I have taken up PT sessions again and am going to the gym 4-5 times a week swapping from interval to cardio sessions throughout the week. I also play performance tennis 4 times a week.

I have been sticking to a low gi diet since January again, so diet is healthy. No takeaways or chocolate and minimal alcohol.

I feel much fitter already and also look better already - the bingo wings are going down as is the stomach!

However, my weight has gone up the last 2 weeks by 1kg each week. i did get off to a terrific start before embarking on the gym crusade, losing 4kgs in one week after xmas.

The PT has told me he is not concerned about the gain as this is a normal cycle. He has said he has read an article that includes a graph that shows average weight loss/gain against each of the first 12 weeks.

He is looking for this article, but cant find it - but says it will allay my fears when I gain weight (but lose inches) and stop me worrying abou the gains when they happen and learn to just accept them as part of the cycle.

I have looked for the article but can't find it - and was wondering if anyone else can.

I have noticed quite a few embarking on the gym journey and thought it would be a good article for more than me if we can find it.

Or has anyone heard this process before?

I just need reassurance that the weight will come off.
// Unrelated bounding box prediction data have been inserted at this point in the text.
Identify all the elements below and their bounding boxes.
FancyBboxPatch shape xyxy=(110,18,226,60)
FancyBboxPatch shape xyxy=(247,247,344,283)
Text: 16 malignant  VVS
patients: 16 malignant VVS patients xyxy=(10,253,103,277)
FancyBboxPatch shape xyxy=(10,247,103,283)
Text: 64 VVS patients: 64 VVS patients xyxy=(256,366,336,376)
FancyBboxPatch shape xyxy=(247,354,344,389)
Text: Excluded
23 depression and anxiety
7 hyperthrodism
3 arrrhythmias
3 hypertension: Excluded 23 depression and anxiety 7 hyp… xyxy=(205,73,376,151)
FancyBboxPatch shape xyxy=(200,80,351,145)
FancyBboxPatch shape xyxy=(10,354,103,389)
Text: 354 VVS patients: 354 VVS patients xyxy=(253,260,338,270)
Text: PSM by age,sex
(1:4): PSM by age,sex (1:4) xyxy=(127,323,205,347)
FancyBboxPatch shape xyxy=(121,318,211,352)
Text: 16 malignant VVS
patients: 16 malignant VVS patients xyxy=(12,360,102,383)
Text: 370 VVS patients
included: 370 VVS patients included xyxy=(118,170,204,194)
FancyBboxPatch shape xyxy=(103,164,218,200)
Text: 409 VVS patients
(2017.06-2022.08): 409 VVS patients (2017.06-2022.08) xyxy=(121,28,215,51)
I have my sons wedding in August!

I know the 'input is less than output' mantra that leads to loss, but can assure you with all the training and the diet, I am not eating too much.
I also dont want to drop any of the exercise as  I am quite addicted.

Thanks all.


----------



## Dory (Jan 21, 2013)

Lucy,

it's well known that when you start doing a lot of exercise you may notice an increase in weight - this is due to the fact that muscle weighs more than fat.  As you burn your fat stores and replace it with more toned muscle, the weight will come on initially.  The trade off to this is that muscle also burns more calories than fat - so imagine an upside down 'U' being your weight - initially it may well go up, but as the muscles start building they will begin the process of calorie burning  - which is when you will see the weight loss. 

One thing I can't say however is how long it will take before the weight starts coming off - that depends on your body's natural pre-disposition, what intensity/frequency/type of sport you're doing, and your diet.  Need to ask the experts on that one!


----------



## haz (Jan 22, 2013)

Well done Lucy - that is great - and as Dory says your new muscle will burn calories more efficiently so you will win in the end. Power to you!


----------



## lucy123 (Jan 23, 2013)

Thanks - I have received a bit more of an explanation - so thought I would post it for others.

When I start out at the gym, I am doing both anaerobic (weights) and aerobic (cardio) exercises. The anaerobic exercise can cause the weight gain and the aerobic exercise can help the loss. To start with the two are out of sync. Due to being unfit, the anaerobic fitness outweights the aerobic, so you can gain wait. This is because you are not as fit as you will be, so are not able to work to full capacity aerobically - does that make sense?

As you get fitter, the aerobic will come in balance with the anaerobic, so you maintain, and then aerobic will take over anaerobic (once fit) and the weight comes off. This does make sense to me.

I did ask 'well why not just do aerobic then' - but the answer is that the fitness is not there to perform enough for long term results. Also by adding in anaerobic, it stops huge weight gains when you fall off the wagon a bit - I haven't got my head around that one yet!

Let me know if this makes sense to anyone else - I sort of understand it now!


----------